Eine Liquidation kann überflüssig werden, wenn bei der UG kein Vermögen mehr vorhanden ist. Dann fallen Auflösung und Erlöschen zusammen. Eine Bestellung und ordnungsgemäße Anmeldung von Liquidatoren ist trotzdem erforderlich, ebenso wie ein entsprechender Gesellschafterbeschluss. Die Liquidatoren müssen bei der Anmeldung zum Handelsregister einige Bedingungen nachweisen können.

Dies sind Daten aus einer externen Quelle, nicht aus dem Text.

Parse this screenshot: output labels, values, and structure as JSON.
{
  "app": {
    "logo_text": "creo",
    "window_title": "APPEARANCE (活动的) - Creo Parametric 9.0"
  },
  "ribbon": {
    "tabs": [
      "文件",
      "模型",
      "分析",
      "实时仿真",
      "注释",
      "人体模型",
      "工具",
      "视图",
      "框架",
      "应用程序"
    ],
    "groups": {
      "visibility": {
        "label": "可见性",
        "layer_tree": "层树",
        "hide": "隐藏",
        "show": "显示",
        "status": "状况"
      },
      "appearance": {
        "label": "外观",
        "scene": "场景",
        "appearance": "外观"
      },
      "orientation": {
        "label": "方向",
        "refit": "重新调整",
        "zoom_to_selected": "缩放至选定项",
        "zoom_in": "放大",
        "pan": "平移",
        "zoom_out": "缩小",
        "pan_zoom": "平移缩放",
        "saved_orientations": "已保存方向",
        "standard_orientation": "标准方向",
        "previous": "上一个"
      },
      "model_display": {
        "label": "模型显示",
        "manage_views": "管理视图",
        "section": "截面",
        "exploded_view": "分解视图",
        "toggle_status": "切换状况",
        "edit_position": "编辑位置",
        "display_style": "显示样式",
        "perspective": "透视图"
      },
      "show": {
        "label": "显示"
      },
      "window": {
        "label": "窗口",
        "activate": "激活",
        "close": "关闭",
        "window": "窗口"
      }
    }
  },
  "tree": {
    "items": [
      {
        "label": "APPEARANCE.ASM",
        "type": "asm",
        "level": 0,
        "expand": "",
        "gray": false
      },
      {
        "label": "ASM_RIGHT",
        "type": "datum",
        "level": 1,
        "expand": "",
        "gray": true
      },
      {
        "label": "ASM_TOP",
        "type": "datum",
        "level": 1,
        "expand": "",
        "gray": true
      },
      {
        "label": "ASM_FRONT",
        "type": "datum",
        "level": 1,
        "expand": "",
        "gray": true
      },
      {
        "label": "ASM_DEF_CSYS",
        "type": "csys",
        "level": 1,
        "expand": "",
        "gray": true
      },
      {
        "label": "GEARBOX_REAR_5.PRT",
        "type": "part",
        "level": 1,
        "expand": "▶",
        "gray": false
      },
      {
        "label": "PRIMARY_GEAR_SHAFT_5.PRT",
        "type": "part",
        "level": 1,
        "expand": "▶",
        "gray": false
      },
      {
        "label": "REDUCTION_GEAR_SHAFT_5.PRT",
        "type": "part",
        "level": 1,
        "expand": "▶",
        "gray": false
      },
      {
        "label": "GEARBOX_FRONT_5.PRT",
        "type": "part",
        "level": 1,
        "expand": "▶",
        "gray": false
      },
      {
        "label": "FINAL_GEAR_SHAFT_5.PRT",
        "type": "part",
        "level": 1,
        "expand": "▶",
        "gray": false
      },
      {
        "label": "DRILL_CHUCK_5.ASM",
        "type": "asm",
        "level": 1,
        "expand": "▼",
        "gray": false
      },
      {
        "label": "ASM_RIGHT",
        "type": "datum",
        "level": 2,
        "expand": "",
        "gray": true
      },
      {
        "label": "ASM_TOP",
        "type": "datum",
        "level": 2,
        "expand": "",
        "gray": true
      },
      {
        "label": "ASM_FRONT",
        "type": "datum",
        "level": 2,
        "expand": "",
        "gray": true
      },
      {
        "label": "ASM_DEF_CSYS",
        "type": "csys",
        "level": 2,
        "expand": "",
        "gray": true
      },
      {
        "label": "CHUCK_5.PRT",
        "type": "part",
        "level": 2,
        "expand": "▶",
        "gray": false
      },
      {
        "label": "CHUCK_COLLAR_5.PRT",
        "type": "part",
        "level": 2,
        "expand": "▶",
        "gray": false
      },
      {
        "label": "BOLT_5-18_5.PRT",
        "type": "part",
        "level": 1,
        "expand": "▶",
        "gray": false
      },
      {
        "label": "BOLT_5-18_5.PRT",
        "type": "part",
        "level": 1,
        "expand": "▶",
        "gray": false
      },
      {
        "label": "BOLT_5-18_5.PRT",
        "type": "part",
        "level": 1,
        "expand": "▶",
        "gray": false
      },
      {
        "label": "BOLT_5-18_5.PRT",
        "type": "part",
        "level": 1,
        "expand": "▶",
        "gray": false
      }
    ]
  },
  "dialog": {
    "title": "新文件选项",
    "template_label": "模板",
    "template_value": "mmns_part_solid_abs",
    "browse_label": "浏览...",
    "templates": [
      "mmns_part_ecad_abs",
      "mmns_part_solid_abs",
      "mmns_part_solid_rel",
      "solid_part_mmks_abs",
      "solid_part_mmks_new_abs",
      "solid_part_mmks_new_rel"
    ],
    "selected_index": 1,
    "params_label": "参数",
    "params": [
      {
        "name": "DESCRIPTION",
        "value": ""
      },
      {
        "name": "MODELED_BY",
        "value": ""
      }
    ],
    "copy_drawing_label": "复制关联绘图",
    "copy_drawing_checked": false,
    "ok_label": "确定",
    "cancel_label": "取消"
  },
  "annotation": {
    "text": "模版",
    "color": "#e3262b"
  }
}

Dazu gehört zunächst, dass das Stammkapital vollständig eingezahlt und nicht wieder ausgezahlt wurde. Vermögen oder Vermögensgegenstände dürfen nicht an die Gesellschafter verteilt werden, es muss vielmehr durch die Befriedigung von Gläubigern erschöpft sein. Weiterhin darf die UG weder offene Forderungen noch Verbindlichkeiten noch offene Prozesse anhängig haben. Sämtliche steuerlichen Angelegenheiten müssen geregelt sein.

Nachtragsliquidation

Sollte sich nach der Löschung einer UG herausstellen, dass entgegen den Erwartungen noch Vermögen vorhanden ist oder weitere Abwicklungsmaßnahmen fällig werden, muss eine Nachtragsliquidation durchgeführt werden. Die UG tritt also wieder in das Verfahren der Liquidation ein und muss, um erneut handlungsfähig zu sein, neue Liquidatoren bestellen, entweder auf eigenen Antrag oder durch das zuständige Registergericht. Nach endgültigem Abschluss ist beim Handelsregister zu vermerken, dass die Vertretungsmacht der Liquidatoren für die UG erloschen ist.